Edgar F. Codd
August 23rd, 1923 - April 18th, 2003
A Tribute
By now there cannot be many in the database community who are
unaware that, sadly, Dr. E. F. Codd passed away on April 18th,
2003. He was 79. Dr. Codd, known universally to his colleagues
and friends--among whom I was proud to count myself--as Ted, was
the man who, singlehanded, put the field of database management on
a solid scientific footing. The entire relational database
industry, now worth many billions of dollars a year, owes the fact
of its existence to Ted's original work, and the same is true of
all of the huge number of relational database research and
teaching programs under way worldwide in universities and similar
organizations. Indeed, all of us who work in this field owe our
career and livelihood to the giant contributions Ted made during
the period from the late 1960s to the early 1980s. We all owe him
a huge debt. This tribute to Ted and his achievements is offered
in recognition of that debt.
Ted began his computing career in 1949 as a programming
mathematician for IBM on the Selective Sequence Electronic
Calculator. He subsequently participated in the development of
several important IBM products, including the 701 (IBM's first
commercial electronic computer) and STRETCH, which led to IBM's
7090 mainframe technology. Then, in the late 1960s, he turned his
attention to the problem of database management--and over the next
few years he created the invention with which his name will
forever be associated: the relational model of data.

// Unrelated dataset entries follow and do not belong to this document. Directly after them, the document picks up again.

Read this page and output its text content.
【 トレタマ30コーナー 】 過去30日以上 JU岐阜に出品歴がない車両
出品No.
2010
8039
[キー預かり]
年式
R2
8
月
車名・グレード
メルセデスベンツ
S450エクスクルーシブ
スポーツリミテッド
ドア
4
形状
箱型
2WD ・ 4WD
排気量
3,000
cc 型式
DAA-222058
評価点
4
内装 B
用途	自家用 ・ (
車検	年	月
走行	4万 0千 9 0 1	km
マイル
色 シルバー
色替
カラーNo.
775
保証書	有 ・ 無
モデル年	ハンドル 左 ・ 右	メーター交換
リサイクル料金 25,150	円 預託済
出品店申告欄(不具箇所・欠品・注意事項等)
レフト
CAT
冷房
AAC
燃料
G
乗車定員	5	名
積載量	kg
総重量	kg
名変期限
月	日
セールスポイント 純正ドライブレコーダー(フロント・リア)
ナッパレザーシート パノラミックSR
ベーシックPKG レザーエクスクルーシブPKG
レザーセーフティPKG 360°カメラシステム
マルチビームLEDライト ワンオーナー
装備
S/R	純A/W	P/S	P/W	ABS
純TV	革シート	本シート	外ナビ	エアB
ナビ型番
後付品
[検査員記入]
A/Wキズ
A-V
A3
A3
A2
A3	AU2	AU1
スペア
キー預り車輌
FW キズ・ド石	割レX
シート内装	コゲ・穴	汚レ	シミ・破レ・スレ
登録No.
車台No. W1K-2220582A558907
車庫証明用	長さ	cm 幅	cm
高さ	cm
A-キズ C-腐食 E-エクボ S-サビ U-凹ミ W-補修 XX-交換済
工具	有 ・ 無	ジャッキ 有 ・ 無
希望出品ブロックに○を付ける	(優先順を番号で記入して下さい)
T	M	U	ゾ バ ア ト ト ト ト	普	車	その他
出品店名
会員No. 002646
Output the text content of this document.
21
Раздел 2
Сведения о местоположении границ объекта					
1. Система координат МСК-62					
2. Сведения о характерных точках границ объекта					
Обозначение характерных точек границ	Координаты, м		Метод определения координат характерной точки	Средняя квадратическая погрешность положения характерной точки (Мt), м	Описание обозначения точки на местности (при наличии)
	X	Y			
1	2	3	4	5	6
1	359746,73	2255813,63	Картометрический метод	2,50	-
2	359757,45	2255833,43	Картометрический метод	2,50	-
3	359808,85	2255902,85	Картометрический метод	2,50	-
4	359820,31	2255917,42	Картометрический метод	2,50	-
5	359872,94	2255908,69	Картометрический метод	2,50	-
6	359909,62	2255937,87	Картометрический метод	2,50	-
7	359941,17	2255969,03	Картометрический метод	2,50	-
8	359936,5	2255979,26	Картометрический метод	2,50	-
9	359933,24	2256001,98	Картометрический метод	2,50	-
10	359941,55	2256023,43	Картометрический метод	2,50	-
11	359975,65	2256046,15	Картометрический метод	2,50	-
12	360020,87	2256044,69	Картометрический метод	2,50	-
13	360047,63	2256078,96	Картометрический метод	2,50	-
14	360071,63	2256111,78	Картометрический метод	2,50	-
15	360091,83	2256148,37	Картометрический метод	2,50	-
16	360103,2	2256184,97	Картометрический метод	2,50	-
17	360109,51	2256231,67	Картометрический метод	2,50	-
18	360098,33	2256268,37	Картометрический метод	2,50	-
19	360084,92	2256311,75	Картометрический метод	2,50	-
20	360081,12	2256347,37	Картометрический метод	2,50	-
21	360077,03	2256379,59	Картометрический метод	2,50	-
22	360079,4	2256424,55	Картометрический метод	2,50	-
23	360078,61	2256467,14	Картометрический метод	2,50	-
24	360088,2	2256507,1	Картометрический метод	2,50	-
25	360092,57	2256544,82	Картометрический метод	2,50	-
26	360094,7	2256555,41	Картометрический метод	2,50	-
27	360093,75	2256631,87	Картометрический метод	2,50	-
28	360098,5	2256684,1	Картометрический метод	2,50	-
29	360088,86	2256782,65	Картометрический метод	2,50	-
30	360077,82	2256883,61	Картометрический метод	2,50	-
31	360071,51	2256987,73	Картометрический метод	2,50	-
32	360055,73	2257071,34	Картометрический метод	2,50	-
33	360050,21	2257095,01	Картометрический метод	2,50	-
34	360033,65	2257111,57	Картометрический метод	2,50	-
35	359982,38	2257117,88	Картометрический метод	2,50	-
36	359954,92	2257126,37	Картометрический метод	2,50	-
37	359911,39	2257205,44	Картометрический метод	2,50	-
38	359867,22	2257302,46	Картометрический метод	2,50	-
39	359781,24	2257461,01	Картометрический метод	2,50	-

The relational model is widely recognized as one of the great
technical innovations of the 20th century. Ted described it and
explored its implications in a series of research
papers--staggering in their originality--that he published during
the period from 1969 to 1981. The effect of those papers was
twofold: First, they changed for good the way the IT world
perceived the database management problem; second (as already
mentioned), they laid the foundation for a whole new industry. In
fact, they provided the basis for a technology that has had, and
continues to have, a major impact on the very fabric of our
society. It is no exaggeration to say that Ted is the
intellectual father of the modern database field.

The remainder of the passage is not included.